Condamné dans une affaire de recel en 1938, il sera durant la guerre, agent double, chef de la section P.P.F. de Tonneins et ami de Jacques Doriot[16]. Il est condamné à la dégradation nationale à vie en 1946 pour avoir collaboré avec la Gestapo. Un an plus tard, il est fait chevalier de la Légion d'honneur, recommandé par le général Revers comme un « excellent résistant très méritant[17] ».

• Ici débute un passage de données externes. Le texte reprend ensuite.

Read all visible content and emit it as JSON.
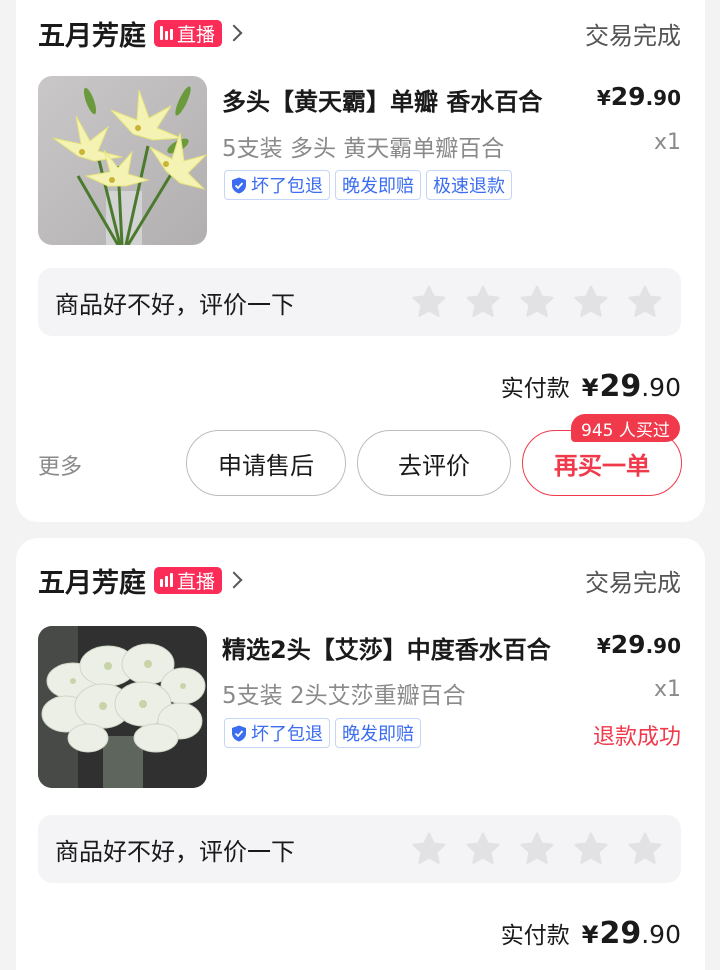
{
  "orders": [
    {
      "shop_name": "五月芳庭",
      "live_label": "直播",
      "status": "交易完成",
      "title": "多头【黄天霸】单瓣 香水百合",
      "price_symbol": "¥",
      "price_int": "29",
      "price_dec": ".90",
      "sku": "5支装 多头 黄天霸单瓣百合",
      "qty": "x1",
      "tags": [
        "坏了包退",
        "晚发即赔",
        "极速退款"
      ],
      "review_prompt": "商品好不好，评价一下",
      "rating_stars": 0,
      "paid_label": "实付款",
      "paid_symbol": "¥",
      "paid_int": "29",
      "paid_dec": ".90",
      "more_label": "更多",
      "buttons": [
        "申请售后",
        "去评价",
        "再买一单"
      ],
      "bought_count": "945 人买过"
    },
    {
      "shop_name": "五月芳庭",
      "live_label": "直播",
      "status": "交易完成",
      "title": "精选2头【艾莎】中度香水百合",
      "price_symbol": "¥",
      "price_int": "29",
      "price_dec": ".90",
      "sku": "5支装 2头艾莎重瓣百合",
      "qty": "x1",
      "tags": [
        "坏了包退",
        "晚发即赔"
      ],
      "refund_status": "退款成功",
      "review_prompt": "商品好不好，评价一下",
      "rating_stars": 0,
      "paid_label": "实付款",
      "paid_symbol": "¥",
      "paid_int": "29",
      "paid_dec": ".90"
    }
  ],
  "colors": {
    "accent": "#f0394b",
    "live": "#fb2c57",
    "tag_blue": "#3c6df0",
    "star_empty": "#e2e2e5"
  },
  "icons": {
    "live": "live-bars-icon",
    "chevron": "chevron-right-icon",
    "shield": "shield-check-icon",
    "star": "star-icon"
  }
}
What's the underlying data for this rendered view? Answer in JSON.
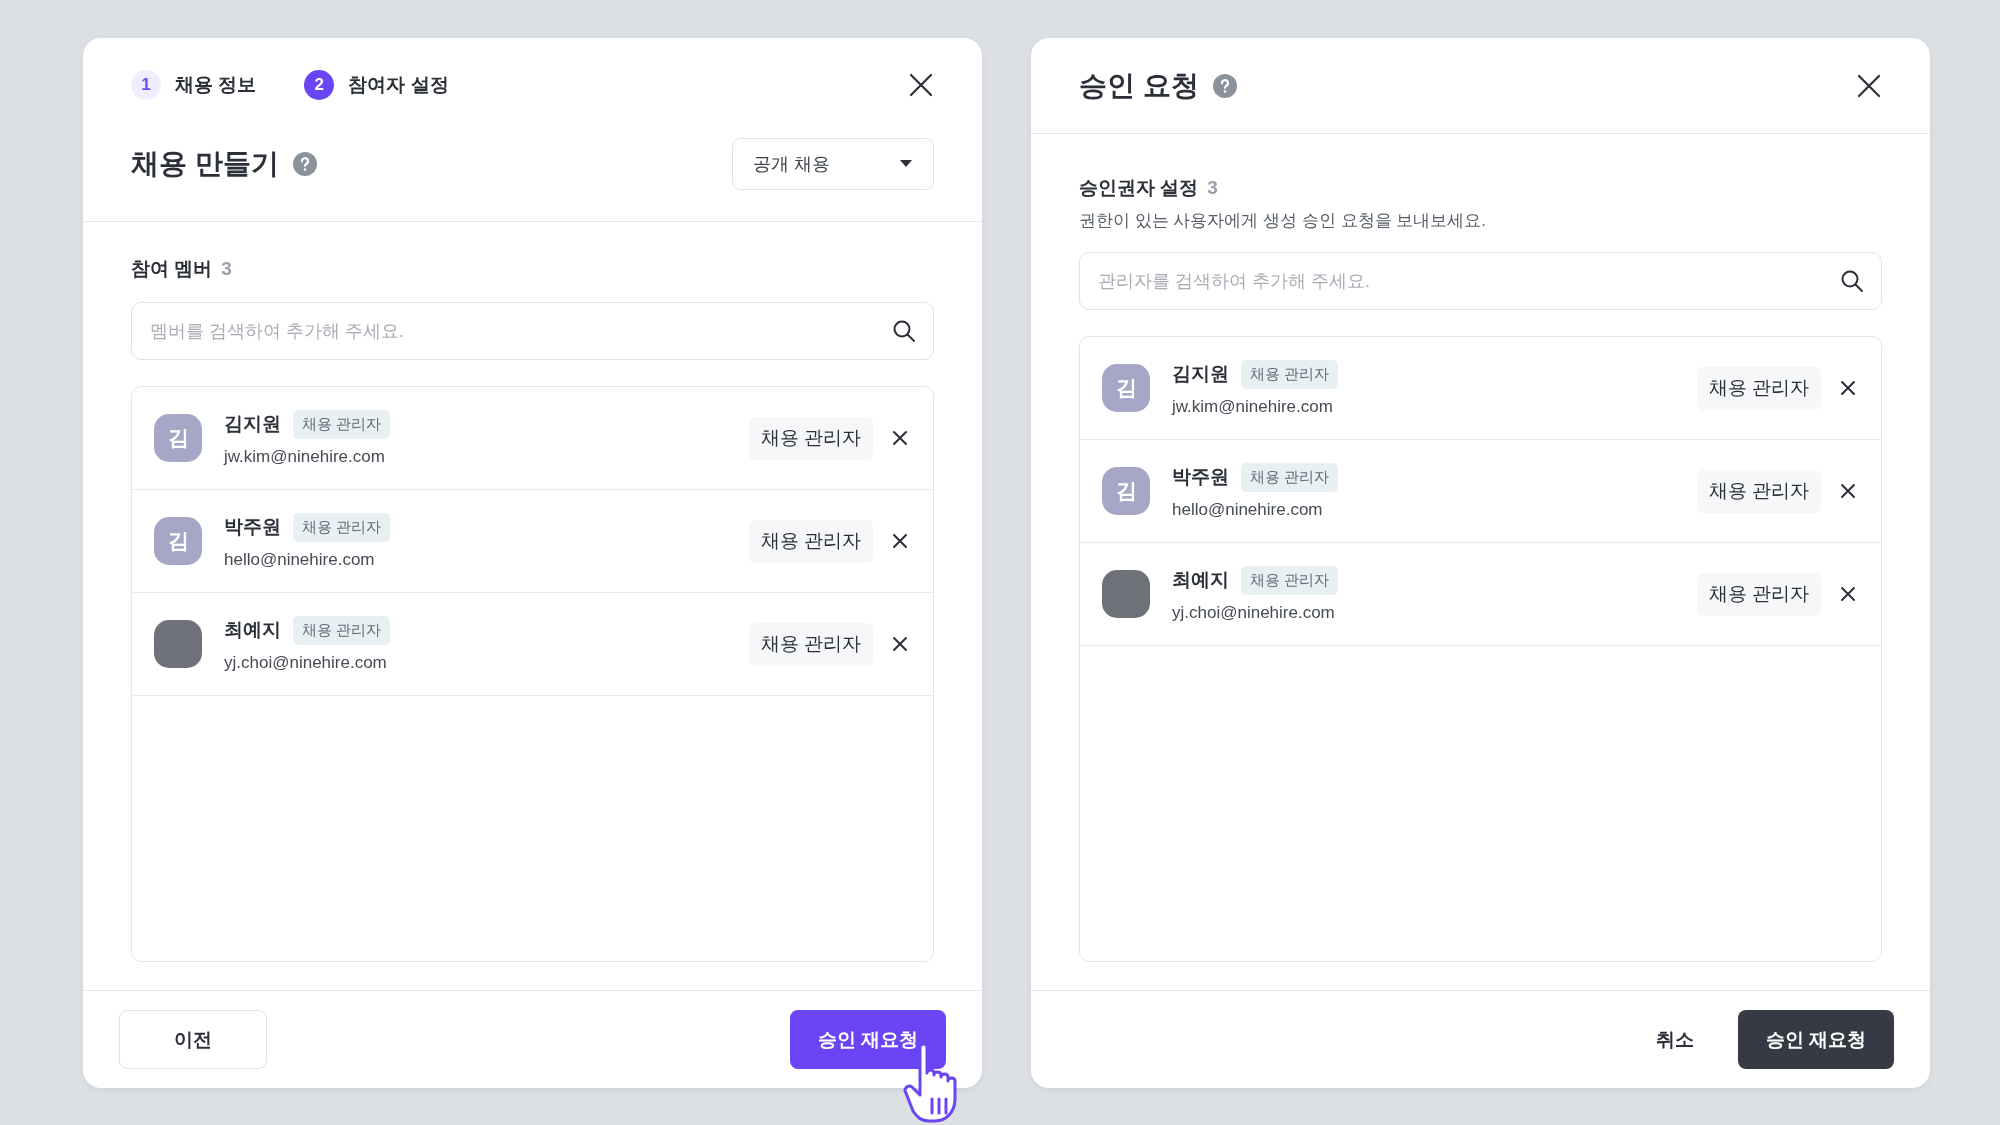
{
  "left_dialog": {
    "steps": [
      {
        "number": "1",
        "label": "채용 정보",
        "selected": false
      },
      {
        "number": "2",
        "label": "참여자 설정",
        "selected": true
      }
    ],
    "title": "채용 만들기",
    "type_select": {
      "value": "공개 채용"
    },
    "section": {
      "label": "참여 멤버",
      "count": "3"
    },
    "search": {
      "placeholder": "멤버를 검색하여 추가해 주세요."
    },
    "members": [
      {
        "avatar": {
          "kind": "initial",
          "text": "김"
        },
        "name": "김지원",
        "tag": "채용 관리자",
        "email": "jw.kim@ninehire.com",
        "role": "채용 관리자"
      },
      {
        "avatar": {
          "kind": "initial",
          "text": "김"
        },
        "name": "박주원",
        "tag": "채용 관리자",
        "email": "hello@ninehire.com",
        "role": "채용 관리자"
      },
      {
        "avatar": {
          "kind": "photo"
        },
        "name": "최예지",
        "tag": "채용 관리자",
        "email": "yj.choi@ninehire.com",
        "role": "채용 관리자"
      }
    ],
    "footer": {
      "back_button": "이전",
      "submit_button": "승인 재요청"
    }
  },
  "right_dialog": {
    "title": "승인 요청",
    "section": {
      "label": "승인권자 설정",
      "count": "3",
      "description": "권한이 있는 사용자에게 생성 승인 요청을 보내보세요."
    },
    "search": {
      "placeholder": "관리자를 검색하여 추가해 주세요."
    },
    "members": [
      {
        "avatar": {
          "kind": "initial",
          "text": "김"
        },
        "name": "김지원",
        "tag": "채용 관리자",
        "email": "jw.kim@ninehire.com",
        "role": "채용 관리자"
      },
      {
        "avatar": {
          "kind": "initial",
          "text": "김"
        },
        "name": "박주원",
        "tag": "채용 관리자",
        "email": "hello@ninehire.com",
        "role": "채용 관리자"
      },
      {
        "avatar": {
          "kind": "photo"
        },
        "name": "최예지",
        "tag": "채용 관리자",
        "email": "yj.choi@ninehire.com",
        "role": "채용 관리자"
      }
    ],
    "footer": {
      "cancel_button": "취소",
      "submit_button": "승인 재요청"
    }
  }
}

Ses intrigues se poursuivent après la guerre, au service des services spéciaux américains et français et de personnalités indochinoises telles que Van Co. Il se rapproche de Revers, qui fait partie de la même loge maçonnique[18] et se targue d'être bien introduit dans certains milieux politiques. Le colonel Bravelet, chef de cabinet du général Revers, expliquera devant la commission d'enquête parlementaire que les informations transmises par Peyré étaient valables, mais que ce dernier ne citait jamais ses sources[19]. Il exerce une influence notable sur Revers, qui le sollicite à maintes reprises pour obtenir des informations et son appui dans diverses démarches politiques ou militaires. Ainsi il l'aidera dans ses requêtes telles qu’empêcher le général Billotte de succéder à Juin car il veut prendre sa place, obtenir une entrevue avec le président du Conseil ou être tenu au courant de ce qui s'est dit au cours du conseil des ministres[20][10].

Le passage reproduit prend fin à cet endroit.